Robertson’s historical chronicle is titled “Mary McLeod Bethune in Florida: Bringing Social Justice to the Sunshine State.” The book will be released on June 29 by The History Press and Arcadia Publishing, one of the largest and most comprehensive producers of local and regional content in the country.
“This book was written to give credence to a woman who gave so much to this world,” Robertson said.
“She sacrificed her comfort, her family and freedom to secure the rights to education, equality and civil rights because of her dedication to creating change.”
Keeper of collections
Robertson grew up in Oxford, N.C. and moved to Daytona Beach in 2013 from Washington, D.C.
She is a 2013 graduate of Howard University, where she received a Ph.D. in History with a major in African Diaspora and a minor in Public History. Her dissertation topic was “The Drums of Africa Still Beat In My Heart: The International Activism of Mary McLeod Bethune and National Council of Negro Women.”
In her current position, she preserves collections belonging to Dr. Bethune along with her historic home, which was built in 1915 and remains located on the campus of Bethune-Cookman University (B-CU). In 1975, the residence was declared a National Historic Landmark by the National Park Service and is visited annually by thousands.
Dr. Bethune was often called the “First Lady of Negro America,’’ but she made significant contributions to the political climate of Florida as well.
Robertson invites historians, academics and interested readers at large into the 144 pages as she chronicles B-CU founder’s efforts to establish social justice throughout the state of Florida.

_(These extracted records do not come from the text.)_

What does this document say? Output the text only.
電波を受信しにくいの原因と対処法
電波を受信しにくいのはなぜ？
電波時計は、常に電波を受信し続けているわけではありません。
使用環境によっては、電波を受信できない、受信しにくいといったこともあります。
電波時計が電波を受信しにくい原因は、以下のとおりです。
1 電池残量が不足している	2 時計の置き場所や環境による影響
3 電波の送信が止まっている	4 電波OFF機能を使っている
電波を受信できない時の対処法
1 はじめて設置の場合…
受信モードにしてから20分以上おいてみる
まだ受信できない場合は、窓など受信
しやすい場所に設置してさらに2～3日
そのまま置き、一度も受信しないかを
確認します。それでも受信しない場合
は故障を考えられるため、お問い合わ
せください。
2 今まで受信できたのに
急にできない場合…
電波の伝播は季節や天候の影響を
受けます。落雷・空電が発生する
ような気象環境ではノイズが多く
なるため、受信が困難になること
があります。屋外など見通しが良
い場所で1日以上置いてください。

Highlighted is the racial climate of Daytona Beach, including Jackie Robinson’s 1946 game with the Montreal Royals. Bethune’s courageous activism resulted in baseball being integrated the next year.
Dr. Bethune also played a pivotal role in establishing equal rights for women.
Proceeds to literacy program
“It is my sincere hope that this book will both pay homage to Mrs. Bethune and ignite a flame to those who have a desire bring social justice to their communities throughout the world, “ added Robertson, who will donate a portion of the book’s proceeds to the Mary McLeod Bethune Foundation – National Historic Landmark to support the Books and Bears Literacy program.
“I would hope that by reading about the life of a woman who rose from enslaved parents to walk with world leaders and presidents, and a woman who founded a college with $1.50, that one could find inspiration to believe that they can achieve anything,” Robertson added.
Bethune-Cookman began as the Daytona Literary and Industrial School for Training Negro Girls. Dr. Bethune started it in 1904 with five pupils and $1.50.
July 9 book signing
Robertson’s new book includes a foreword by Dr. Gwendolyn Boyd, president of Alabama State University and former national president of Delta Sigma Theta Sorority Inc.
A local book signing is scheduled at 6:30 p.m. on July 9 on campus. The event is sponsored by the Daytona Beach Alumnae Chapter of Sigma Theta Sorority. Robertson is a member of the sorority. Dr. Bethune also was a member.